Le conflit de classe, atteignant ici son expression maximale et s’étendant à tous les rapports sociaux, engendre le champ de la révolution totale comme guerre sociale totale, forme générale de l’antagonisme.

Dans la métropole, la guerre prend par conséquent une signification maïeutique: la guerre comme mère / père de toutes les choses, comme contraste qui détruit chaque chose pour la transformer en une autre. Guerre comme destruction / construction.

La dominance de la guerre n’a pourtant rien à voir avec la dominance du militaire.

La guerre sociale totale dans la métropole inclut l’aspect militaire comme un de ses aspects mais ne peut s’y réduire. Cette réduction est ce qui caractérise le militarisme dans toutes ses versions.

Les armes, comme les techniques de combat, sont des instruments de l’action révolutionnaire, instruments parmi d’autres. Mais il faut toujours avoir clairement à l’esprit que le fondement de cette action, son contenu totalisant, c’est le contenu social de la transformation qu’elle poursuit.

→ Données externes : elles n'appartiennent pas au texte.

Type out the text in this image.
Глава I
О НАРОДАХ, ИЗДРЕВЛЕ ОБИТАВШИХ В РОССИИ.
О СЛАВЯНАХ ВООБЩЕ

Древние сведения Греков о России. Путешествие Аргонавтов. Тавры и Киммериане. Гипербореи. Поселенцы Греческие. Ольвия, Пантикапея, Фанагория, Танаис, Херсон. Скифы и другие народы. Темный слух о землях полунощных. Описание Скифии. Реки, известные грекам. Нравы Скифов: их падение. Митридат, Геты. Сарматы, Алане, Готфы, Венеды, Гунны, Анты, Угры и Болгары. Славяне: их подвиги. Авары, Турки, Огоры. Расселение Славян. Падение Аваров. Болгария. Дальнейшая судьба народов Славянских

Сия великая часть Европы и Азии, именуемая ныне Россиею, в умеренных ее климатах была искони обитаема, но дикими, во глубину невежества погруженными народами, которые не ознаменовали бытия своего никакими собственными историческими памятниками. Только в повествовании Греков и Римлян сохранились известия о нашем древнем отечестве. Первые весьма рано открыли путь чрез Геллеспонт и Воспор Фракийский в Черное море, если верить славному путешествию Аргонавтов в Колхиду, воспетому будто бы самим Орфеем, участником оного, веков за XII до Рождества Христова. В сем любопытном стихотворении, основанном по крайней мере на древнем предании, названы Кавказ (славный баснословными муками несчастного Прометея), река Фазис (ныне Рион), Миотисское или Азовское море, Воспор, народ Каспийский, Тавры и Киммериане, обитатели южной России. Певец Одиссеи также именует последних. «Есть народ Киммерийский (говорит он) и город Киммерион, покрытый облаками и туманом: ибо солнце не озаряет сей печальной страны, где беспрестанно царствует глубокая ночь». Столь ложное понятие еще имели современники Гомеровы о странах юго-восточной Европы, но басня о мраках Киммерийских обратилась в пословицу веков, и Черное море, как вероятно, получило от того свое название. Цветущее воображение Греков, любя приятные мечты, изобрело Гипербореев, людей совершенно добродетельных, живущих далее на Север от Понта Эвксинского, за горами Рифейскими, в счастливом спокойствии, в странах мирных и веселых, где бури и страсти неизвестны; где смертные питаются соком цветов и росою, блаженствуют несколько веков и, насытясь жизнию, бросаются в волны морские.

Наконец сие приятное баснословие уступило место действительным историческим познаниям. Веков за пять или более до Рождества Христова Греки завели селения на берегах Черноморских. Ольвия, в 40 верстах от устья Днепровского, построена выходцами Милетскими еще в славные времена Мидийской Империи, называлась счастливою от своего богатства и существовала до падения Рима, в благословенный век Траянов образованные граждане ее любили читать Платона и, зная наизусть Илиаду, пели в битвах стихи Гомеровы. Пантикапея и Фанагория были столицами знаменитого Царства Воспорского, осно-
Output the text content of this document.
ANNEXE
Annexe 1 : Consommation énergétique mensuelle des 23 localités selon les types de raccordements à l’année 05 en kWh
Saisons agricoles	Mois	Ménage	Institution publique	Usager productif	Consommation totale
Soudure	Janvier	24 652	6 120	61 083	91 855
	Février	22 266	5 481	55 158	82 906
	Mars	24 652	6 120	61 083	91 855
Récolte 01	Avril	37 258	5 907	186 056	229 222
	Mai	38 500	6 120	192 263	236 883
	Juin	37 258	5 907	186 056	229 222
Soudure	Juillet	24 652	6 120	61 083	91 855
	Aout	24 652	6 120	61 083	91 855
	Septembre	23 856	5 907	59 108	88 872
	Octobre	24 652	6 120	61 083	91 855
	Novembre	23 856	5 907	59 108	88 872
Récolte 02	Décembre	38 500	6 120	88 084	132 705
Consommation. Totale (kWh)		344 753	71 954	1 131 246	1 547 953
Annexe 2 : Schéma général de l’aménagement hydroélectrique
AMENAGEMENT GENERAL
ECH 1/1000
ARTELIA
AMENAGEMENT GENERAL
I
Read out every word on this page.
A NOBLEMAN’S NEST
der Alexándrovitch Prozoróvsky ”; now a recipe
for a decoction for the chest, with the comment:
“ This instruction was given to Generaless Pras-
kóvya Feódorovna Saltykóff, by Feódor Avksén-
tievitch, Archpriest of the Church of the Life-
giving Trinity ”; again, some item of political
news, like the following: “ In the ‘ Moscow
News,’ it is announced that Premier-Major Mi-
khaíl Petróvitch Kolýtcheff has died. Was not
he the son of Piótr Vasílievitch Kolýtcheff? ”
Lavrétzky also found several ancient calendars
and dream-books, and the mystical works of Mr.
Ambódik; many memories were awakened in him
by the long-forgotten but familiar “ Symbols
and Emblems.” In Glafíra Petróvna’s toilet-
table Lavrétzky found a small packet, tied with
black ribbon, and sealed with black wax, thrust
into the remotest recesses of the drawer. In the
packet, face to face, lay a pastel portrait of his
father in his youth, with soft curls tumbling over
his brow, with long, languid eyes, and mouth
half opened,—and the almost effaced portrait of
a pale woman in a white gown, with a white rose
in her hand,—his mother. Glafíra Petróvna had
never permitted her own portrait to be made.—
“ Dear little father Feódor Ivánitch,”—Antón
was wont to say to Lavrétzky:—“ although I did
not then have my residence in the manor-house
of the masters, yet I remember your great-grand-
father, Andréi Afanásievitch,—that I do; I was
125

La guerre sociale totale est la projection scientifique de nouveaux rapports sociaux et des formes de pouvoir capable de briser le monopole bourgeois de leur programmation actuelle. En d’autres termes, elle parcourt tous les rapports sociaux et ne se contente pas d’en privilégier un, que ce soit par exemple le rapport économique ou politico-militaire, ou idéologique.

Le schéma classique des « trois temps » – d’abord la conquête du pouvoir politique, puis la transformation des rapports de production et enfin la transformation de tous les rapports sociaux – manifeste en filigrane, dans la domination réelle totale, une déviation mécaniste. Ce qui ne veut pas dire qu’il faille tout aplatir ni qu’il soit impossible d’avancer dans la transformation sociale par des étapes définies qualitativement.

Les différents rapports sociaux de la formation capitaliste ont un développement spatio-temporel inégal, c’est un fait indéniable. Ce que nous voulons plutôt souligner, c’est que dans la métropole impérialiste, le contenu de la révolution est en premier lieu social et non politique. Ou plus exactement que la guerre sociale est contre le politique.

Marx dit: « toute révolution dissout la vieille société, en ce sens elle est sociale. Toute révolution renverse le vieux pouvoir, en ce sens elle est politique ».

Si ceci est vrai pour « toute révolution », il n’en faut pas moins établir la dominance d’un aspect sur l’autre dans la succession historique des révolutions.

En ce qui concerne la révolution métropolitaine, c’est sans doute l’aspect social qui domine l’aspect politique, parce qu’elle est appelée à dissoudre non seulement « la vieille société mais toute la préhistoire de la société ». C’est en ce sens que nous parlons de révolution d’époque, comme passage de la « société illusoire » du capital à la « communauté réelle » des hommes sociaux, au socius évolué post-métropolitain.

Du point de vue de la bourgeoisie au contraire, c’est l’aspect politico-militaire qui domine l’aspect social.

En fait, comme elle ne peut plus être un facteur de développement de la matière sociale, elle doit activer au maximum tous les instruments de sa domination pour réduire-anéantir la complexité tumultueuse en pleine prolifération.

Par conséquent, alors que le pouvoir politique du prolétariat s’érige sur la capacité de pratiquer la guerre dans tous les rapports sociaux – à partir de ce qui se présente comme dominant dans la formation sociale capitaliste et donc du rapport politique et militaire qui lui est imposé par la bourgeoisie impérialiste – son pouvoir social s’érige sur la capacité de produire et de faire vivre un savoir général des rapports sociaux, c’est-à-dire une projection-construction du futur pour chaque rapport social, orientée par l’axe du processus de libération du travail capitaliste.

Comme Janus, la guerre de classe dans la métropole possède deux fronts: elle exerce le pouvoir politico-militaire et donc détruit, afin d’exercer le pouvoir social et donc de construire.